Alergia alimentar, bebês e amamentação
Enquanto a intolerância à lactose decorre da má absorção deste açúcar pela falta da enzima lactase, a alergia à proteína do leite é uma resposta do organismo mediada pelo seu sistema imunológico. E, apesar de ser causada pela proteína do alimento, nem sempre a reação alérgica é no sistema digestivo. As reações podem aparecer, também, nos sistemas respiratórios e nervoso ou na pele.
E mais, na alergia, a pessoa não pode ter nenhum tipo de contato com o alérgeno (causador da alergia) e seus derivados. Outra diferença significativa entre intolerância e alergia é que a intolerância não tem cura, mas existe no mercado a enzima lactase para ajudar na digestão da lactose. Já as alergias podem desaparecer com o tempo, por isso a prevalência em crianças.
No caso da jornalista Paula Andrade, o diagnóstico da Alergia à Proteína do Leite de Vaca (APLV como os alérgicos chamam) do filho, agora com 3 anos, veio quando ele tinha apenas 3 meses, ainda durante a amamentação.
Para manter a amamentação, Paula acabou se submetendo à uma dieta rigorosíssima. Apesar de muito confundida com a intolerância à lactose e de ambas as disfunções serem associadas ao leite, os problemas são diferentes e demandam tratamentos e cuidados bem diferentes.
É preciso excluir uma lista enorme de ingredientes, não só o leite, incluindo a própria carne de vaca. Para se ter uma ideia, tem famílias que têm que comprar panelas novas, talheres novos, usar esponja separada para os utensílios da criança e da mãe (se a criança ainda é amamentada).
É punk. É desesperador. É solitário também por que você tem que se isolar… Tem gente que dá a comida proibida para a criança, que depois vai parar no hospital. É um pavor. A gente fica ilhada em casa com medo de comer algo “contaminado” – Conta Paula
Passando por isso no seu dia a dia, a jornalista, que mal sabia cozinhar, decidiu transformar sua cozinha em laboratório já que ela era LOUCA por leite, mas decidiu que ia abrir mão do ingrediente para que pudesse continuar amamentando o filho. A ideia de Paula foi adaptar receitas de forma a continuar comendo coisas que gosta, como o pudim de leite bem caramelado. Foram dezenas de receitas entre doces, salgados e molhos que tiveram seus ingredientes substituídos para poderem continuar no cardápio da família.
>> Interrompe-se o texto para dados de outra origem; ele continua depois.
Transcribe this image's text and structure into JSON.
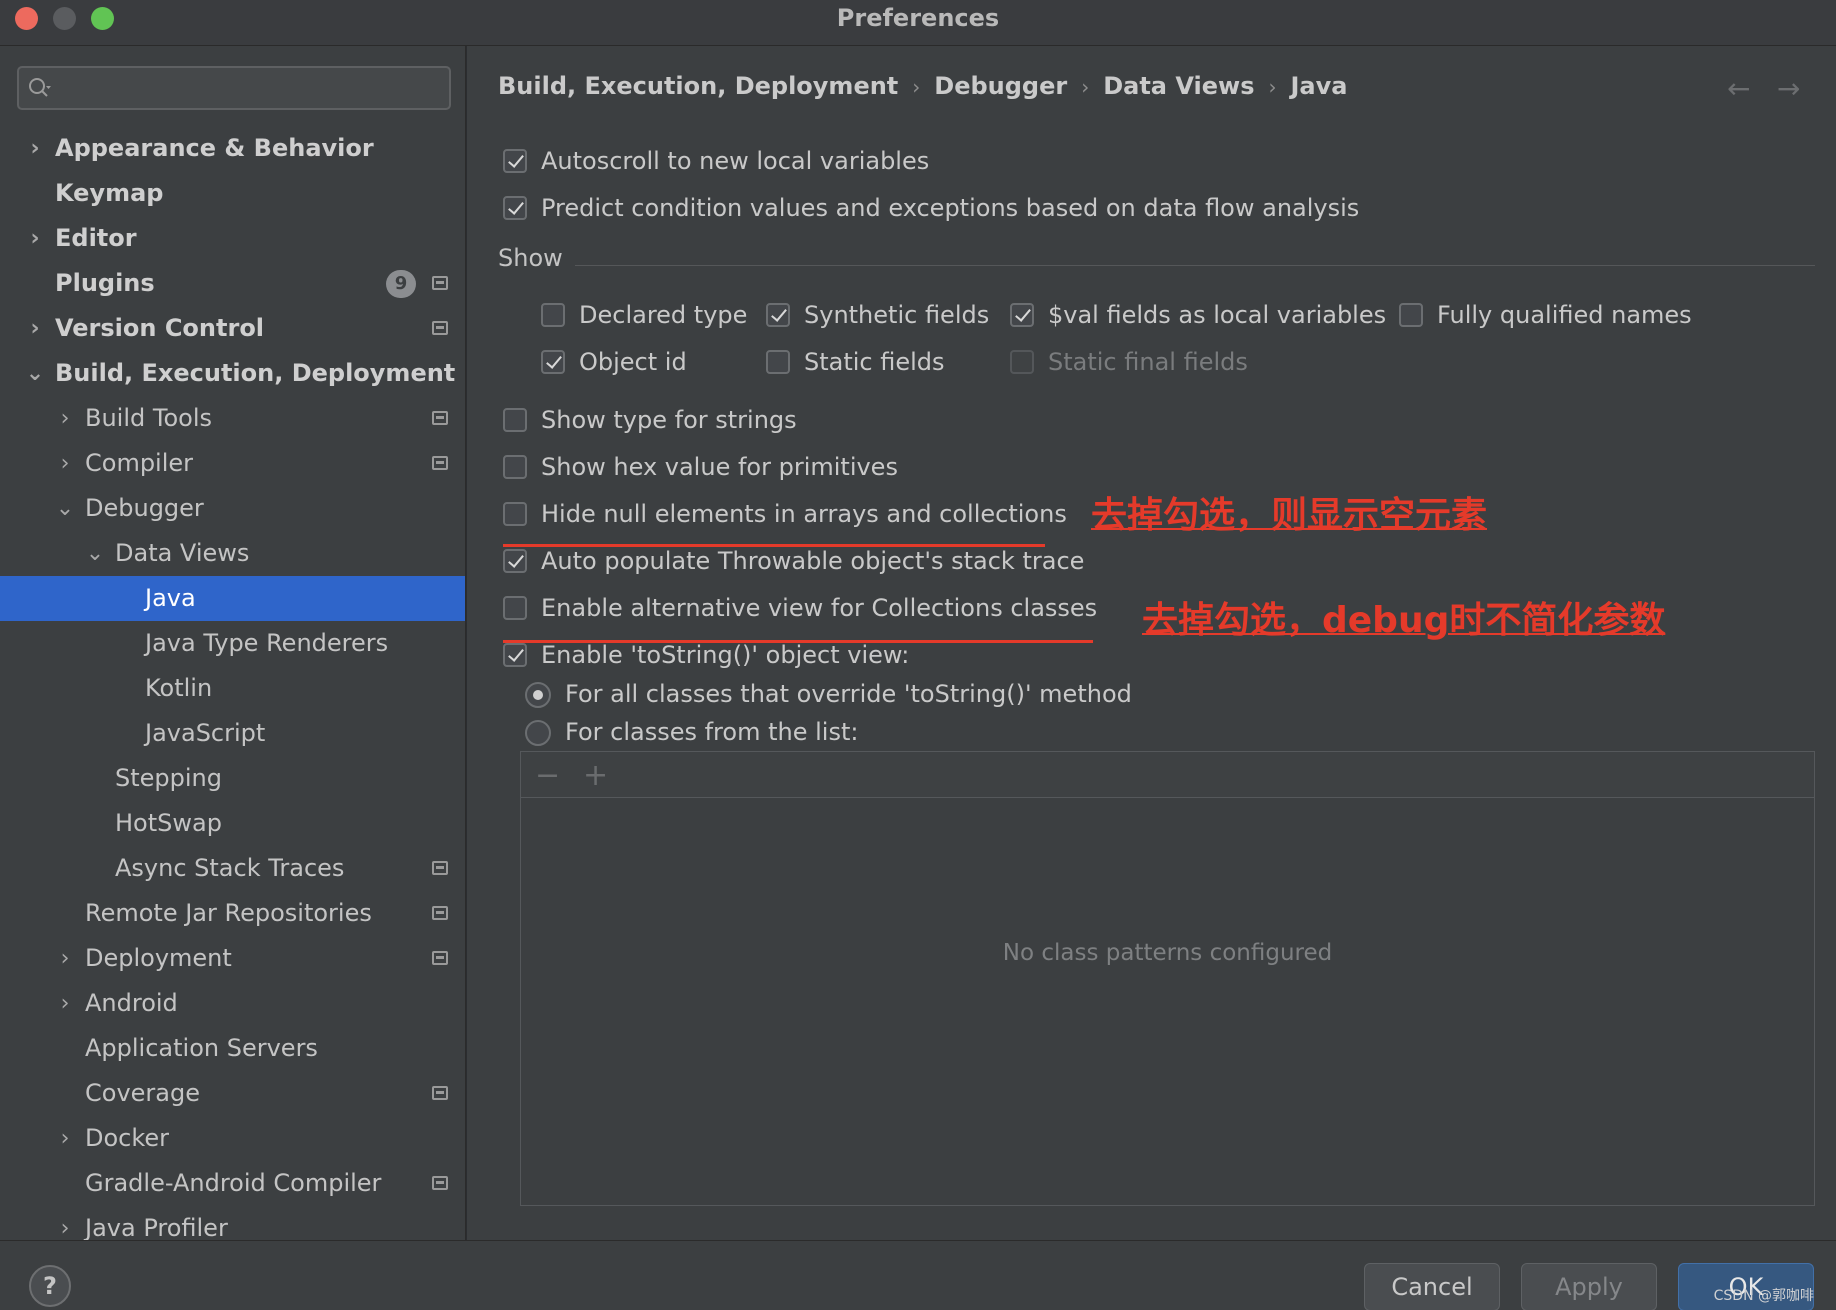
{
  "window": {
    "title": "Preferences"
  },
  "sidebar": {
    "search_placeholder": "",
    "items": [
      {
        "label": "Appearance & Behavior",
        "bold": true,
        "arrow": "›"
      },
      {
        "label": "Keymap",
        "bold": true
      },
      {
        "label": "Editor",
        "bold": true,
        "arrow": "›"
      },
      {
        "label": "Plugins",
        "bold": true,
        "badge": "9"
      },
      {
        "label": "Version Control",
        "bold": true,
        "arrow": "›"
      },
      {
        "label": "Build, Execution, Deployment",
        "bold": true,
        "arrow": "⌄"
      },
      {
        "label": "Build Tools",
        "arrow": "›"
      },
      {
        "label": "Compiler",
        "arrow": "›"
      },
      {
        "label": "Debugger",
        "arrow": "⌄"
      },
      {
        "label": "Data Views",
        "arrow": "⌄"
      },
      {
        "label": "Java",
        "selected": true
      },
      {
        "label": "Java Type Renderers"
      },
      {
        "label": "Kotlin"
      },
      {
        "label": "JavaScript"
      },
      {
        "label": "Stepping"
      },
      {
        "label": "HotSwap"
      },
      {
        "label": "Async Stack Traces"
      },
      {
        "label": "Remote Jar Repositories"
      },
      {
        "label": "Deployment",
        "arrow": "›"
      },
      {
        "label": "Android",
        "arrow": "›"
      },
      {
        "label": "Application Servers"
      },
      {
        "label": "Coverage"
      },
      {
        "label": "Docker",
        "arrow": "›"
      },
      {
        "label": "Gradle-Android Compiler"
      },
      {
        "label": "Java Profiler",
        "arrow": "›"
      }
    ]
  },
  "breadcrumb": {
    "items": [
      "Build, Execution, Deployment",
      "Debugger",
      "Data Views",
      "Java"
    ],
    "separator": "›",
    "back": "←",
    "forward": "→"
  },
  "options": {
    "autoscroll": {
      "label": "Autoscroll to new local variables",
      "checked": true
    },
    "predict": {
      "label": "Predict condition values and exceptions based on data flow analysis",
      "checked": true
    },
    "show_label": "Show",
    "declared_type": {
      "label": "Declared type",
      "checked": false
    },
    "synthetic_fields": {
      "label": "Synthetic fields",
      "checked": true
    },
    "val_fields": {
      "label": "$val fields as local variables",
      "checked": true
    },
    "fully_qualified": {
      "label": "Fully qualified names",
      "checked": false
    },
    "object_id": {
      "label": "Object id",
      "checked": true
    },
    "static_fields": {
      "label": "Static fields",
      "checked": false
    },
    "static_final_fields": {
      "label": "Static final fields",
      "checked": false,
      "disabled": true
    },
    "show_type_strings": {
      "label": "Show type for strings",
      "checked": false
    },
    "show_hex": {
      "label": "Show hex value for primitives",
      "checked": false
    },
    "hide_null": {
      "label": "Hide null elements in arrays and collections",
      "checked": false
    },
    "auto_populate": {
      "label": "Auto populate Throwable object's stack trace",
      "checked": true
    },
    "alt_view": {
      "label": "Enable alternative view for Collections classes",
      "checked": false
    },
    "tostring_view": {
      "label": "Enable 'toString()' object view:",
      "checked": true
    },
    "radio_all": {
      "label": "For all classes that override 'toString()' method",
      "checked": true
    },
    "radio_list": {
      "label": "For classes from the list:",
      "checked": false
    }
  },
  "class_list": {
    "remove": "−",
    "add": "+",
    "empty_text": "No class patterns configured"
  },
  "annotations": {
    "first": "去掉勾选，则显示空元素",
    "second": "去掉勾选，debug时不简化参数",
    "color": "#e53a2a"
  },
  "footer": {
    "help": "?",
    "cancel": "Cancel",
    "apply": "Apply",
    "ok": "OK",
    "watermark": "CSDN @郭咖啡"
  }
}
Essa experiência se transformou num livro de receitas que passaram pelo crivo de chefes de cozinha além de médicos e nutricionistas especializados em alergias alimentares, como o Dr. Samuel Chencinski, Presidente do Departamento Científico de Aleitamento Materno da Sociedade de Pediatria de São Paulo.
Paula me contou, também que seu maior orgulho foi ver um chef e professor de gastronomia comer sem parar o seu picadinho e que quase não sobrou para as fotos do livro!
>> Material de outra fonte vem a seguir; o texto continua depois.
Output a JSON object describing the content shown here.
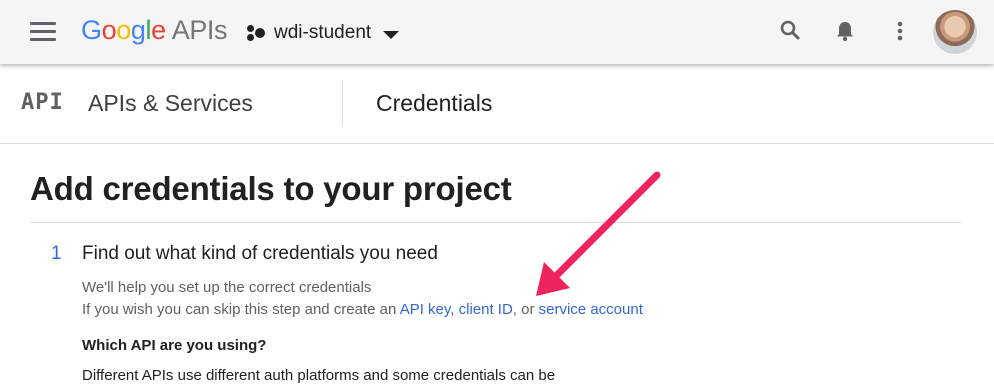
{
  "colors": {
    "google_blue": "#4285f4",
    "google_red": "#ea4335",
    "google_yellow": "#fbbc05",
    "google_green": "#34a853",
    "link_blue": "#3367d6",
    "arrow_pink": "#f0245d"
  },
  "topbar": {
    "menu_icon": "hamburger-menu-icon",
    "logo": {
      "letters": [
        "G",
        "o",
        "o",
        "g",
        "l",
        "e"
      ],
      "suffix": "APIs"
    },
    "project": {
      "icon": "project-dots-icon",
      "name": "wdi-student",
      "dropdown_icon": "caret-down-icon"
    },
    "actions": [
      "search-icon",
      "notifications-bell-icon",
      "more-vert-icon"
    ],
    "avatar": "user-avatar"
  },
  "subheader": {
    "api_mark": "API",
    "section": "APIs & Services",
    "page": "Credentials"
  },
  "main": {
    "heading": "Add credentials to your project",
    "step": {
      "number": "1",
      "title": "Find out what kind of credentials you need",
      "help_line_1": "We'll help you set up the correct credentials",
      "help_line_2_prefix": "If you wish you can skip this step and create an ",
      "link_api_key": "API key",
      "sep_1": ", ",
      "link_client_id": "client ID",
      "sep_2": ", or ",
      "link_service_account": "service account",
      "question": "Which API are you using?",
      "description": "Different APIs use different auth platforms and some credentials can be"
    }
  },
  "annotation": {
    "type": "arrow",
    "points_to": "client ID"
  }
}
Por aí já dá para saber que as receitas são boas mesmo e que dá para viver – e comer – bem mesmo longe da proteína do leite de vaca! Se quiser, você pode comprar o livro AQUI na editora SENAC.
A Alergia Alimentar como causa
Cecília Cury é advogada, pesquisadora, professora e mãe de 2. Em 2014 ela começou a campanha “Põe no rótulo” para que as embalagens fossem bem claras quanto à presença dos principais alérgenos na composição daquele alimento. Ela coordena o projeto que, em 2015, conseguiu que fosse aprovada a resolução da ANVISA que torna obrigatória a instrução “Alérgicos: Pode conter…”. Pela RDC 26/15, desde 3 de julho de 2016, rótulos das bebidas e alimentos embalados na ausência do consumidor devem destacar a presença dos principais alergênicos, além de indicar o risco de contaminação cruzada, quando não for possível evitá-lo com a adoção de boas práticas de fabricação.
Foi uma conquista histórica, em especial por mostrar a força da participação da sociedade ivil em processos regulatórios.
Agora inspire-se nessas mulheres inspiradas e inspiradoras e descubra como a vida ainda pode ser deliciosa apesar das alergias alimentares!